El espectáculo de Leo Bassi generó mucha expectativa por provenir de una familia de payasos europeos y por su fama de ser un artista sumamente provocador. Para mí, que empiezo a conocer nombres y apellidos en el mundo del clown, fui al teatro con la idea de apreciar una historia y un personaje en escena, pero no de la forma en que lo presencié.

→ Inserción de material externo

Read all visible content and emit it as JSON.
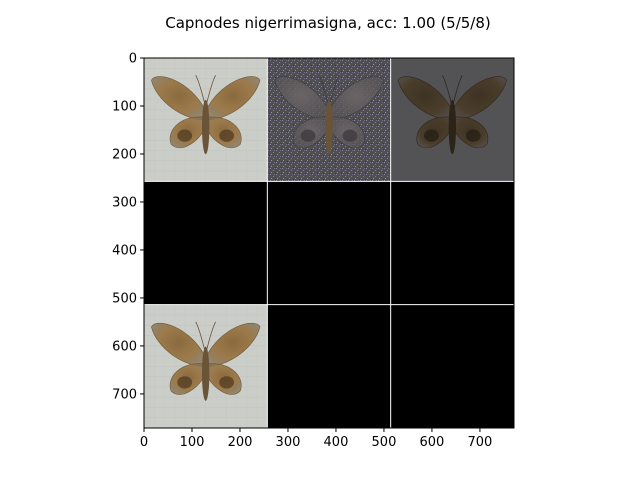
{
  "chart_data": {
    "type": "heatmap",
    "title": "Capnodes nigerrimasigna, acc: 1.00 (5/5/8)",
    "xlabel": "",
    "ylabel": "",
    "xlim": [
      0,
      771
    ],
    "ylim": [
      771,
      0
    ],
    "xticks": [
      0,
      100,
      200,
      300,
      400,
      500,
      600,
      700
    ],
    "yticks": [
      0,
      100,
      200,
      300,
      400,
      500,
      600,
      700
    ],
    "grid_separator_color": "#ffffff",
    "tiles": [
      {
        "row": 0,
        "col": 0,
        "content": "moth-original",
        "bg": "#cbcdc8"
      },
      {
        "row": 0,
        "col": 1,
        "content": "moth-noisy",
        "bg": "#4f4f52"
      },
      {
        "row": 0,
        "col": 2,
        "content": "moth-dark",
        "bg": "#535356"
      },
      {
        "row": 1,
        "col": 0,
        "content": "black",
        "bg": "#000000"
      },
      {
        "row": 1,
        "col": 1,
        "content": "black",
        "bg": "#000000"
      },
      {
        "row": 1,
        "col": 2,
        "content": "black",
        "bg": "#000000"
      },
      {
        "row": 2,
        "col": 0,
        "content": "moth-original",
        "bg": "#cbcdc8"
      },
      {
        "row": 2,
        "col": 1,
        "content": "black",
        "bg": "#000000"
      },
      {
        "row": 2,
        "col": 2,
        "content": "black",
        "bg": "#000000"
      }
    ]
  }
}
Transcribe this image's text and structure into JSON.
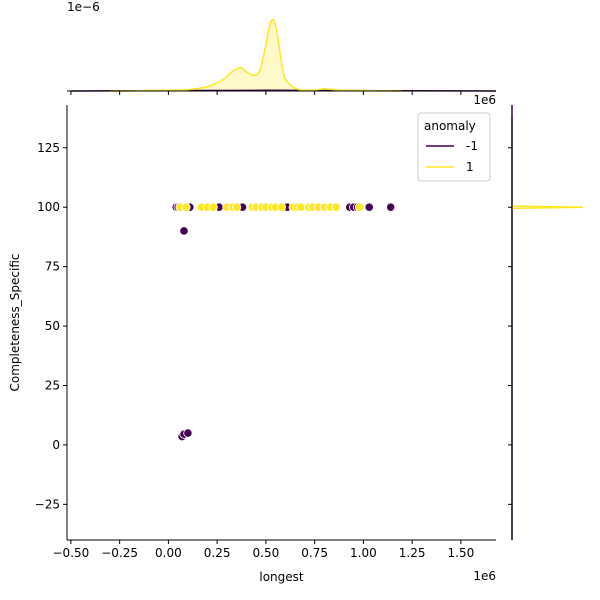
{
  "chart_data": {
    "type": "scatter",
    "xlabel": "longest",
    "ylabel": "Completeness_Specific",
    "x_offset_label": "1e6",
    "y_offset_label": "1e6",
    "top_offset_label": "1e−6",
    "xlim": [
      -0.52,
      1.68
    ],
    "ylim": [
      -40,
      143
    ],
    "x_ticks": [
      -0.5,
      -0.25,
      0.0,
      0.25,
      0.5,
      0.75,
      1.0,
      1.25,
      1.5
    ],
    "x_tick_labels": [
      "−0.50",
      "−0.25",
      "0.00",
      "0.25",
      "0.50",
      "0.75",
      "1.00",
      "1.25",
      "1.50"
    ],
    "y_ticks": [
      -25,
      0,
      25,
      50,
      75,
      100,
      125
    ],
    "y_tick_labels": [
      "−25",
      "0",
      "25",
      "50",
      "75",
      "100",
      "125"
    ],
    "legend": {
      "title": "anomaly",
      "placement": "top-right",
      "entries": [
        {
          "label": "-1",
          "color": "#440154"
        },
        {
          "label": "1",
          "color": "#fde725"
        }
      ]
    },
    "series": [
      {
        "name": "-1",
        "color": "#440154",
        "points": [
          [
            0.04,
            100
          ],
          [
            0.05,
            100
          ],
          [
            0.06,
            100
          ],
          [
            0.07,
            100
          ],
          [
            0.09,
            100
          ],
          [
            0.11,
            100
          ],
          [
            0.26,
            100
          ],
          [
            0.38,
            100
          ],
          [
            0.61,
            100
          ],
          [
            0.93,
            100
          ],
          [
            0.95,
            100
          ],
          [
            0.97,
            100
          ],
          [
            1.03,
            100
          ],
          [
            1.14,
            100
          ],
          [
            0.08,
            90
          ],
          [
            0.07,
            3.5
          ],
          [
            0.08,
            4.5
          ],
          [
            0.1,
            5
          ]
        ]
      },
      {
        "name": "1",
        "color": "#fde725",
        "points": [
          [
            0.06,
            100
          ],
          [
            0.09,
            100
          ],
          [
            0.17,
            100
          ],
          [
            0.2,
            100
          ],
          [
            0.23,
            100
          ],
          [
            0.3,
            100
          ],
          [
            0.33,
            100
          ],
          [
            0.35,
            100
          ],
          [
            0.43,
            100
          ],
          [
            0.45,
            100
          ],
          [
            0.48,
            100
          ],
          [
            0.5,
            100
          ],
          [
            0.53,
            100
          ],
          [
            0.55,
            100
          ],
          [
            0.58,
            100
          ],
          [
            0.64,
            100
          ],
          [
            0.66,
            100
          ],
          [
            0.68,
            100
          ],
          [
            0.72,
            100
          ],
          [
            0.74,
            100
          ],
          [
            0.77,
            100
          ],
          [
            0.8,
            100
          ],
          [
            0.83,
            100
          ],
          [
            0.86,
            100
          ],
          [
            0.98,
            100
          ]
        ]
      }
    ],
    "top_marginal_kde": {
      "series": [
        {
          "name": "-1",
          "color": "#440154",
          "x": [
            -0.5,
            0.0,
            0.5,
            1.0,
            1.5,
            1.68
          ],
          "density": [
            0.0,
            0.005,
            0.01,
            0.005,
            0.002,
            0.0
          ]
        },
        {
          "name": "1",
          "color": "#fde725",
          "x": [
            -0.3,
            -0.1,
            0.0,
            0.1,
            0.2,
            0.28,
            0.33,
            0.37,
            0.4,
            0.44,
            0.47,
            0.5,
            0.52,
            0.54,
            0.56,
            0.58,
            0.6,
            0.65,
            0.7,
            0.75,
            0.8,
            0.85,
            0.9,
            1.0,
            1.1,
            1.2
          ],
          "density": [
            0.0,
            0.005,
            0.01,
            0.02,
            0.06,
            0.16,
            0.28,
            0.33,
            0.27,
            0.22,
            0.3,
            0.65,
            0.93,
            1.0,
            0.78,
            0.4,
            0.17,
            0.04,
            0.01,
            0.015,
            0.03,
            0.02,
            0.01,
            0.005,
            0.002,
            0.0
          ]
        }
      ]
    },
    "right_marginal_kde": {
      "series": [
        {
          "name": "-1",
          "color": "#440154",
          "y": [
            -40,
            143
          ],
          "density": [
            0.0,
            0.0
          ]
        },
        {
          "name": "1",
          "color": "#fde725",
          "y": [
            99.5,
            100,
            100.5
          ],
          "density": [
            0.0,
            1.0,
            0.0
          ]
        }
      ]
    }
  }
}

De hecho, él se asume como bufón, más que clown y creo que eso explica el formato de su espectáculo.
Bassi empieza su espectáculo contando la historia del niño transgresor que fue él en su infancia; una narración graciosa que sirve como introducción al cuestionamiento sobre la vigencia del ser combativo en el arte y cómo, tanto el público como su propio discurso, se ha ido moderando a través de los años hasta llegar al punto en que la transgresión de mojar al respetable público con refresco de cola se ve frenada (por las reglas del teatro y de los organizadores) haciéndoles poner un plástico a los espectadores de las primeras filas para protegerse del pegajoso líquido.

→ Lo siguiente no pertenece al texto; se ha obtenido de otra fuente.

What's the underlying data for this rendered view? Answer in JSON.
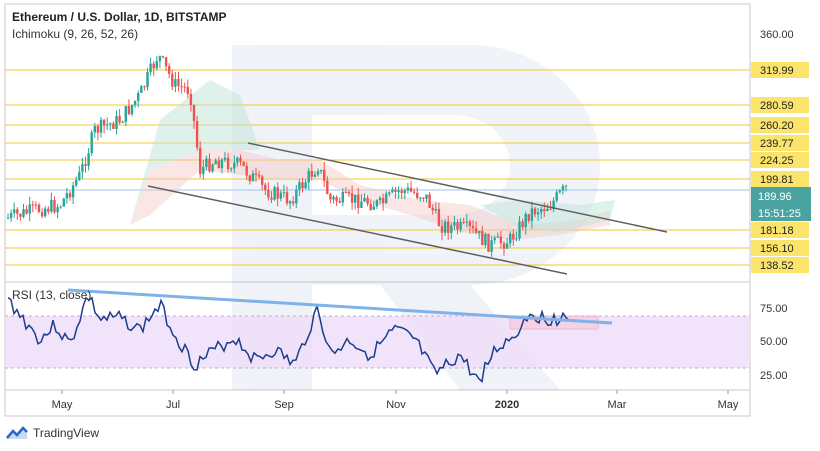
{
  "header": {
    "title": "Ethereum / U.S. Dollar, 1D, BITSTAMP",
    "indicator": "Ichimoku (9, 26, 52, 26)"
  },
  "rsi": {
    "label": "RSI (13, close)",
    "ticks": [
      "75.00",
      "50.00",
      "25.00"
    ]
  },
  "footer": {
    "brand": "TradingView"
  },
  "colors": {
    "up": "#26a69a",
    "down": "#ef5350",
    "level": "#f0c419",
    "level_fill": "#fbe46b",
    "current": "#9ec5e8",
    "rsi_line": "#1b3d8f",
    "rsi_band": "#e9d6f5",
    "trendline": "#7fb2e8",
    "channel": "#606060"
  },
  "chart_data": [
    {
      "type": "candlestick",
      "title": "Ethereum / U.S. Dollar, 1D, BITSTAMP",
      "x_ticks": [
        "May",
        "Jul",
        "Sep",
        "Nov",
        "2020",
        "Mar",
        "May"
      ],
      "y_ticks": [
        "360.00",
        "319.99",
        "280.59",
        "260.20",
        "239.77",
        "224.25",
        "199.81",
        "189.96",
        "181.18",
        "156.10",
        "138.52"
      ],
      "price_levels": [
        319.99,
        280.59,
        260.2,
        239.77,
        224.25,
        199.81,
        181.18,
        156.1,
        138.52
      ],
      "current_price": "189.96",
      "countdown": "15:51:25",
      "indicator": "Ichimoku (9, 26, 52, 26)",
      "trendlines": "descending channel"
    },
    {
      "type": "line",
      "title": "RSI (13, close)",
      "y_ticks": [
        "75.00",
        "50.00",
        "25.00"
      ],
      "band": [
        30,
        70
      ],
      "trendline": "descending"
    }
  ]
}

En lo que pareciera un paréntesis a su discurso, hace un acto de hipnotismo, con el pretexto de que a él se le contrató para entretener al público y mostrar lo que aprendió entre los suyos. Al final, declara que sus voluntarios son actores profesionales (Madeleine Sierra y alguien del Escuadrón) y que algo parecido hacen los poderosos en nuestras vidas cotidianas enajenándonos con necesidades que no son reales para fomentar nuestro espíritu consumista.
Por último, empieza a jugar con un baile sensual, se desnuda y sube a una escalera; se vacía miel sobre el cuerpo y luego, de las baras, le caen plumas blancas. Mientras lo observaba con la angustia de verlo resbalar, la verdad es que su discurso es efectista: plantea que se siente dichoso de hacer lo que le gusta, a pesar de los años y los tiempos; que a sus sesenta y cacho de años, no le preocupa exponer su cuerpo desnudo cubierto de plumas y extiende la invitación a no renunciar a ser felices a pesar de la mercadotecnia, de vivir como se ha decidido: haciendo lo que se quiere con amor.

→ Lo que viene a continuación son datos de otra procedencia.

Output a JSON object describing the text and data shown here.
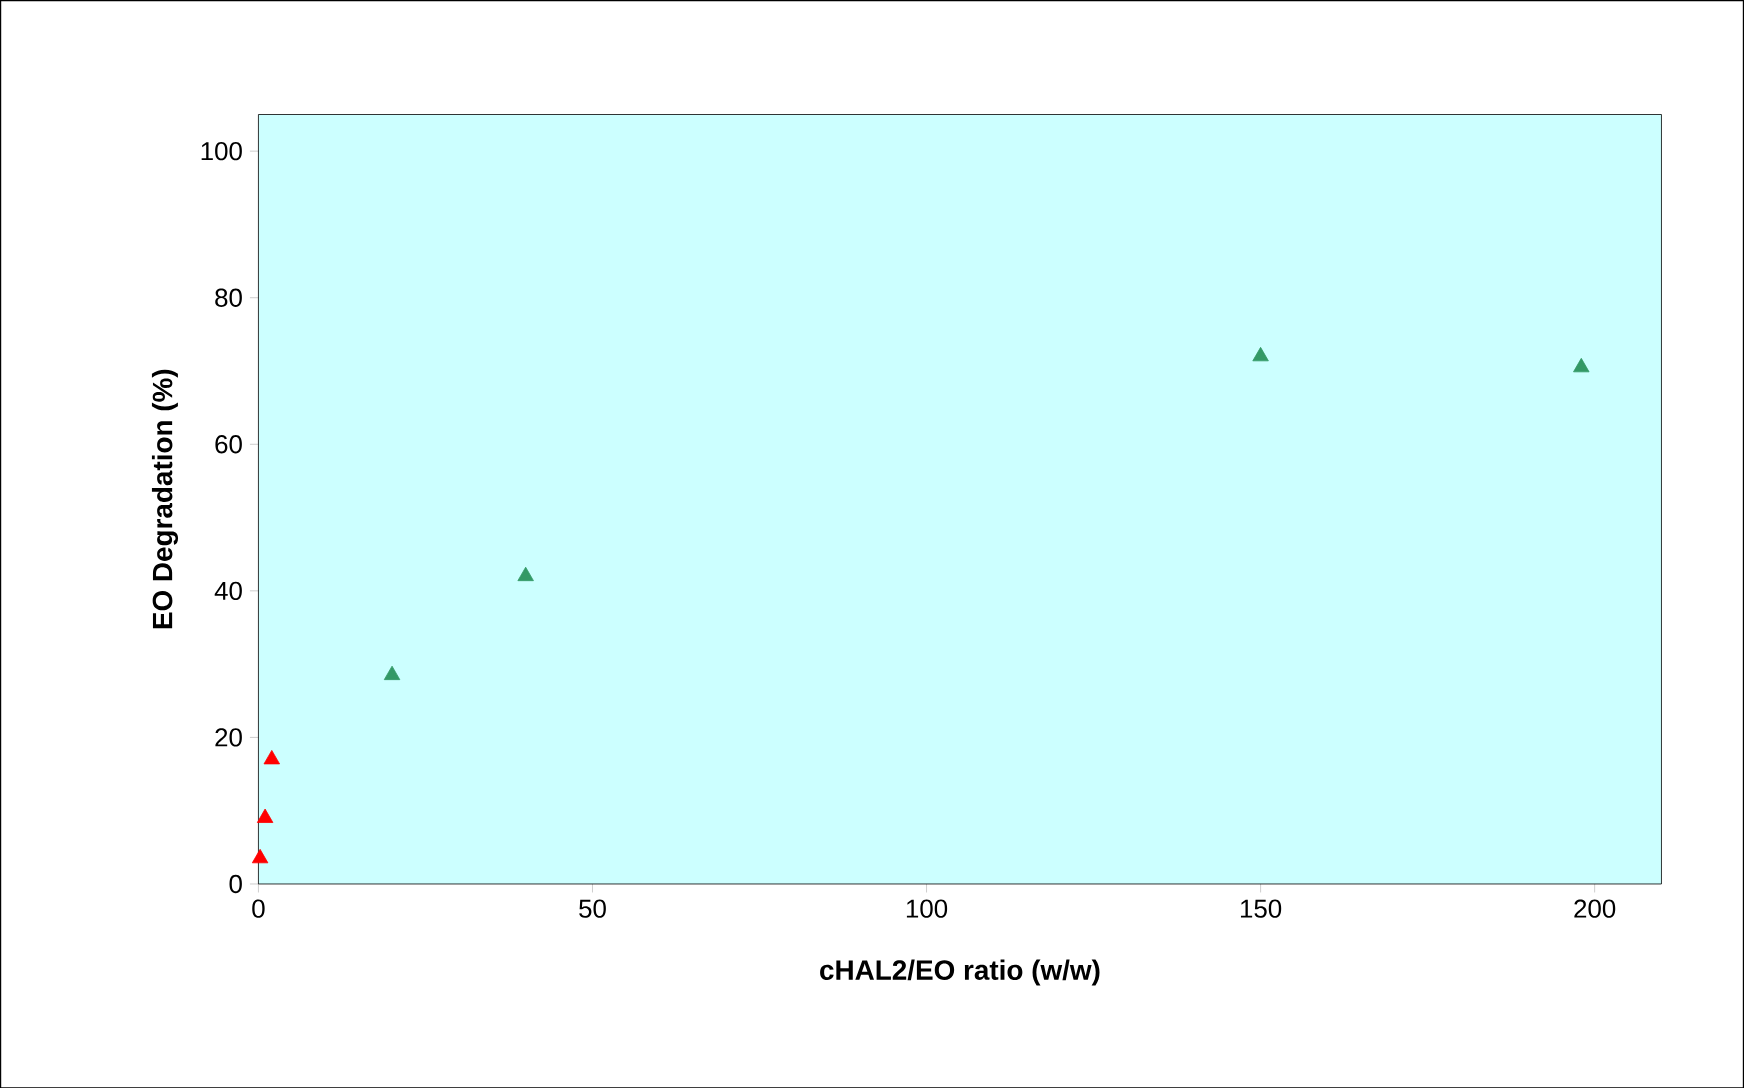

Los aplausos sonoros se dejaron caer. He de decir que me impactó lo que hizo en ese momento. Incluso me conmovió. Sin embargo, a la distancia, no sé si fue grotesco o patético. Fue lastimoso además, verlo arrastrar su pierna lastimada (en otra función, al parecer en Brazil) por el escenario durante dos horas. Es decir, se agradece que permanezca fiel a sus ideales, pero como él mismo cuestionó, ¿Qué tan oportuno es el discurso que manejó esa noche con el público del Helénico conformado mayoritariamente por gente de teatro que se saluda efusivamente de un extremo a otro de la sala? Supongo que el resultado es diferente presentando el mismo espectáculo para un público más heterogéneo.
¿Rebeldía hasta el final de los tiempos o una crítica condescendiente? Tuve la impresión de un palomazo para la ocasión, más que un espectáculo de repertorio. Me quedo con la diferencia entre clown y bufón: la lección de la noche.